No, it is not possible. In particular, consider that, were we to number the stakes from $0$ through $2015$ going evenly around the circle, then a string going from $a$ to $b$ is parallel to one going from $c$ to $d$ if and only if $a+b\equiv c+d\pmod{2016}$. This may be seen as there is a reflection taking stake $a$ to stake $b$ which also takes stake $c$ to stake $d$. Two sets of parallel lines between such labeling are shown below:
![enter image description here](https://cdn.statically.io/img/i.sstatic.net/invnk.png)

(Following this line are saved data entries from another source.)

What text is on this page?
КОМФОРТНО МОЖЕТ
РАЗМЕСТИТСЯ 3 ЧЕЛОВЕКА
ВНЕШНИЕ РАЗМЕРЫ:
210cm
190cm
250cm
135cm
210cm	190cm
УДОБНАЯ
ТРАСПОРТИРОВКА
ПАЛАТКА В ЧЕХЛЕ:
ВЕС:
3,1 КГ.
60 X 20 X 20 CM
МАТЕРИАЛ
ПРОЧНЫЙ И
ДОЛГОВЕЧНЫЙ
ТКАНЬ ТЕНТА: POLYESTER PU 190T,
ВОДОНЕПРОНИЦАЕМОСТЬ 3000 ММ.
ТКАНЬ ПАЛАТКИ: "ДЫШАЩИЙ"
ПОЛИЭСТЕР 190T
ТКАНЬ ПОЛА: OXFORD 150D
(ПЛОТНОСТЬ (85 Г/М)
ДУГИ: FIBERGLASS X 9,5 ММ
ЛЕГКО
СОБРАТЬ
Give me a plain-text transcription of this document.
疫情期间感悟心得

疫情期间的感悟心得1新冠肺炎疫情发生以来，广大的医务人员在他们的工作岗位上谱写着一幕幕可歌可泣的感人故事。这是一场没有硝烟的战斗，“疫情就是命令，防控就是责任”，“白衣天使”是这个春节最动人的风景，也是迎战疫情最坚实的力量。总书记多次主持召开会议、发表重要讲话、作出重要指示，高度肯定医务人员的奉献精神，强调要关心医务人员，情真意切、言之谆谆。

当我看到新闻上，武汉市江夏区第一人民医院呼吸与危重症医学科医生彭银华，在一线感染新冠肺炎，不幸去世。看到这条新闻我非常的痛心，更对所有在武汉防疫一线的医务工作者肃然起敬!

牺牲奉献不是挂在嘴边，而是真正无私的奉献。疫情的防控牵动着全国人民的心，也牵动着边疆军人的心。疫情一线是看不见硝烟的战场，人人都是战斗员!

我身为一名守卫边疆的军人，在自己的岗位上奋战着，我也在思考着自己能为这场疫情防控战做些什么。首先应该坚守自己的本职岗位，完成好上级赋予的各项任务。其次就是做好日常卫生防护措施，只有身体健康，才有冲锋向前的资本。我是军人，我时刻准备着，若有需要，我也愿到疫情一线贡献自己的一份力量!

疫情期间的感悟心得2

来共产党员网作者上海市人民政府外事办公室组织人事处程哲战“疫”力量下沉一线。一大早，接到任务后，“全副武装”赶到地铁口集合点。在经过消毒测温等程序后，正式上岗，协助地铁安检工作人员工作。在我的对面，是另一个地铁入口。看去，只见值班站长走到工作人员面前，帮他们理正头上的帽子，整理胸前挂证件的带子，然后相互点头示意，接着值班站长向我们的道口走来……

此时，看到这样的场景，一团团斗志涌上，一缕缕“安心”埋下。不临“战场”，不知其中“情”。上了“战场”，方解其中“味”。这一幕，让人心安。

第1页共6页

Thus, we may reduce the problem to the following:
Is there a sequence $s_0,\ldots,s_{2015}$ such that the value of $s_n+s_{n+1}$ is distinct for every $n$ between $0$ and $2015$ (inclusively, taking the last value to be $s_{2015}+s_0$)?
And the answer is "no" because there are only $2016$ equivalence classes mod $2016$, meaning each equivalence class must contain exactly one value $s_{n}+s_{n+1}$. However, that means that $$1008\equiv\sum_{i=0}^{2015}i\equiv \sum_{n=0}^{2015}s_n+s_{n+1}\equiv 2\sum_{n=0}^{2015}s_n\equiv 2\sum_{i=0}^{2015}i\equiv2\cdot 1008\pmod{2016}$$
which is false since $2\cdot 1008 \not\equiv 1008$. Note that we used, in our second to last step, that $s_n$ enumerates the equivalence classes mod $2016$.
(Note that the equivalence $1008\equiv\sum_{i=0}^{2015}i\pmod{2016}$ comes from a pairing argument - each summand $i$ may be paired with its opposite $-i$ making a total of $0$, with the exception of the two $i$ such that $i=-i$ - which are $0$ and $1008$. So the sum is $0+1008=1008$)